One of the deep wounds of the Great Recession is a loss of people in their own businesses. These enterprises may not employ many, but statistics demonstrate the majority of recent job losses have occurred in this sector. This decline stands in stark contrast to the typical trend during an economic slump when the self-employed tend to increase.
But unlike other recessions, small companies are not leading the charge back into recovery. Money and financing remains tight, but more so, optimism is at a premium. Despite a smattering of good economic news, most economists expect uninspiring growth in this new year.
Uncertainty blankets our Valley; motivation is fleeting. When my friend quit, no one else was in line to take his place.
Census Bureau statistics show a sharp decline in start-up businesses, down 17% from a few years ago and the fewest on record that began in 1977. Locally, the economy remains less vibrant, opportunities limited. You can only "tighten your belt" for so long. The will to hang on is disappearing.
As my friend said, "It's just not worth it anymore." And he's right. Not only is there a loss of entrepreneurial spirit, I sense a feeling of being alone.
What does it mean to be self-employed? I used to take comfort in the dozens of small family farmers around our land. Now I drive down our street and see vacant fields.

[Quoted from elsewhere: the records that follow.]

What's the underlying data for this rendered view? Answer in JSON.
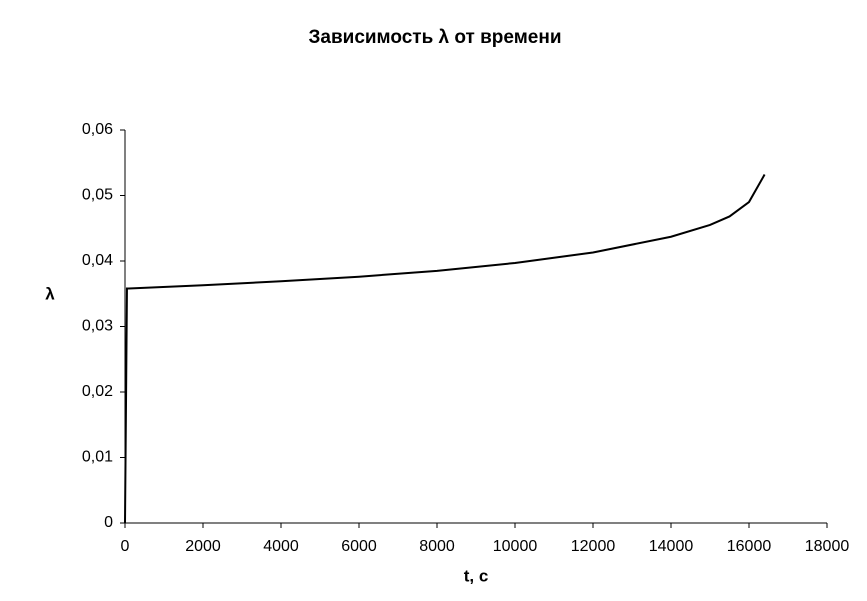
{
  "chart_data": {
    "type": "line",
    "title": "Зависимость λ от времени",
    "x_label": "t, c",
    "y_label": "λ",
    "x": [
      0,
      50,
      100,
      2000,
      4000,
      6000,
      8000,
      10000,
      12000,
      14000,
      15000,
      15500,
      16000,
      16400
    ],
    "series": [
      {
        "name": "λ",
        "color": "#000000",
        "values": [
          0,
          0.0358,
          0.0358,
          0.0363,
          0.0369,
          0.0376,
          0.0385,
          0.0397,
          0.0413,
          0.0437,
          0.0455,
          0.0468,
          0.049,
          0.0532
        ]
      }
    ],
    "xlim": [
      0,
      18000
    ],
    "xticks": [
      0,
      2000,
      4000,
      6000,
      8000,
      10000,
      12000,
      14000,
      16000,
      18000
    ],
    "ylim": [
      0,
      0.06
    ],
    "yticks": [
      0,
      {
        "value": 0.01,
        "label": "0,01"
      },
      {
        "value": 0.02,
        "label": "0,02"
      },
      {
        "value": 0.03,
        "label": "0,03"
      },
      {
        "value": 0.04,
        "label": "0,04"
      },
      {
        "value": 0.05,
        "label": "0,05"
      },
      {
        "value": 0.06,
        "label": "0,06"
      }
    ],
    "grid": false
  }
}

What I believed was eternal had shifted.
Equally as significant, the landscape of small- and medium-sized towns in our Valley has changed. The recession wasn't the cause, the trend had been tracking downward for decades; the current economic woes simply sped up the process.
The local pharmacy. The mom-and-pop grocery store. The auto parts or repair shops. The corner diners and small-town hamburger joints. These good neighbors provided a visible meaning of what being self-employed embodied. (A precious few of these have somehow survived and I'm amazed.)

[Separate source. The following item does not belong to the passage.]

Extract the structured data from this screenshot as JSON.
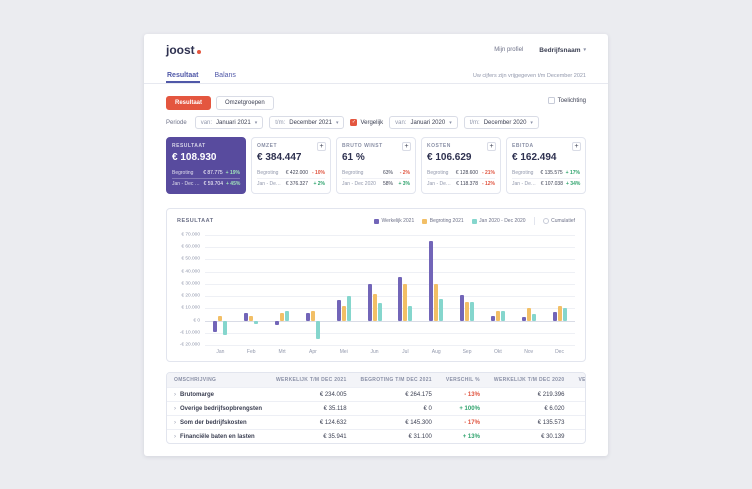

Do I sound nostalgic, longing for the good old days when everyone knew your name? I think I accept change. What I worry about is the loss of a generation during this recession. The prolonged downturn results in a broken link; there is no one around to take over and renew.

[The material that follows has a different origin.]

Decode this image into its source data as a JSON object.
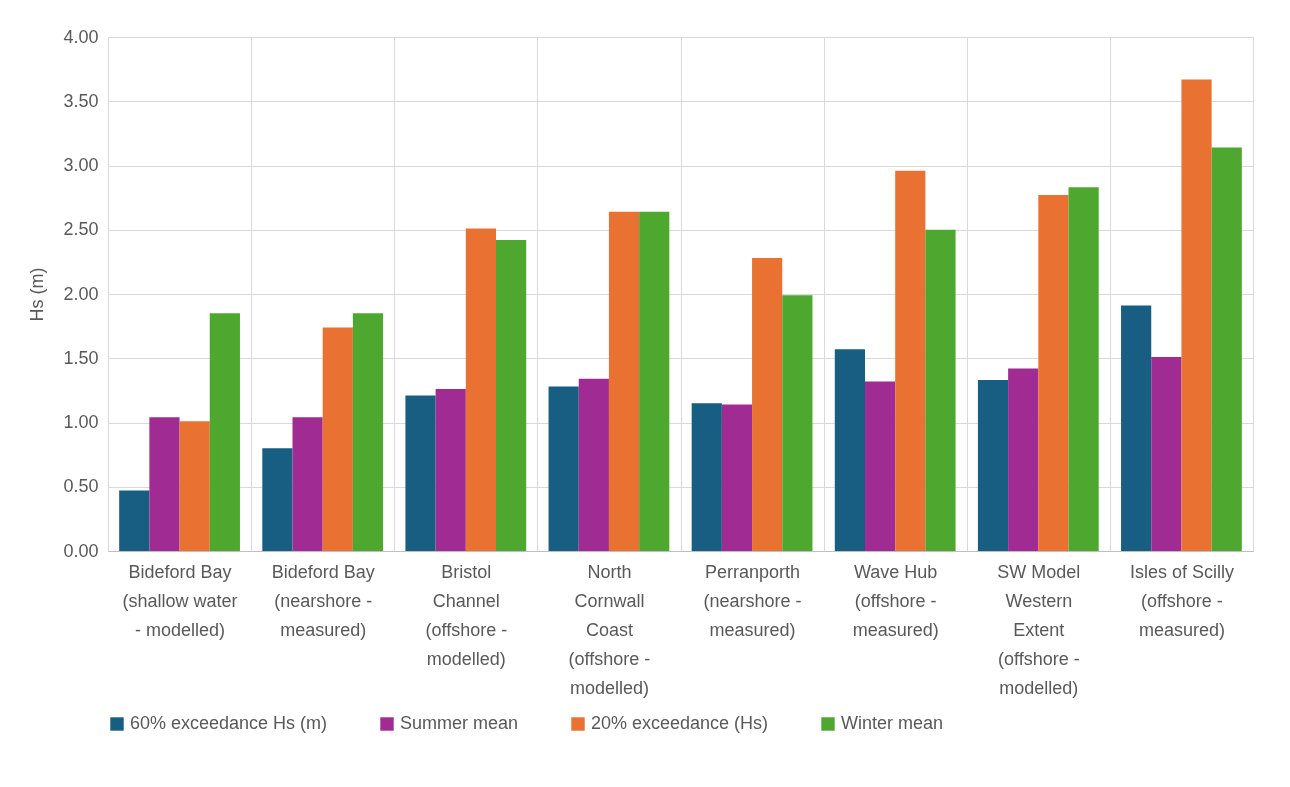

While I do believe we will recover, albeit very slowly, we are losing a type of institutional memory: knowledge held by a group of how to get things done. Typically, information is passed down from generation to generation, mentor to student. The transmission may be formal or informal, most often by stories and memories. It's a collaboration to preserve a way of life.
It forms a core of self-definition. These are the memories and lessons transferred from one era to another. This is how we do it in the Valley. It may not work in other places, but it's how we do it -- our own stamp of culture. It's a culture of sharing, like the specialized knowledge of the farmer who knew the hardpan pocket on the farm.
True, new technologies have rendered some jobs and businesses obsolete -- working on a car's carburetor is less vital today than 20 years ago. But the knowledge of process: the how and why is priceless. Machines and technology have increased our productivity immensely, but someplace in the equation, human capital still matters.
Even with the new technologies of auto repair and the computers to analyze problems, the sound of a car still plays a role in diagnosis. Who now teaches the young mechanic the art of listening and the rich information of sound?
An older relative lost her local pharmacist when it closed. She then started getting her prescriptions filled via mail order. The medications were fine; she saves some money. But she misses talking to other customers. They were part of a cultural community who grew old together. Places and their people do matter.
In the public sector, the loss of memory may not be felt for years. Consider the drastic cutbacks in public education and administrators we have lost. The assistant principal may be an endangered species, the counselor cut out, district office positions vanish. These were all training grounds for the next wave of principals. So where do these future leaders learn to lead? On the job?
So my friend who has quit -- he is not a failure. Nor is he just a victim of the times. He has a back-up plan and will be fine. What I'll miss is our conversations and the lost insight from his point of view -- lessons I will never learn. I'll be less of a person for it.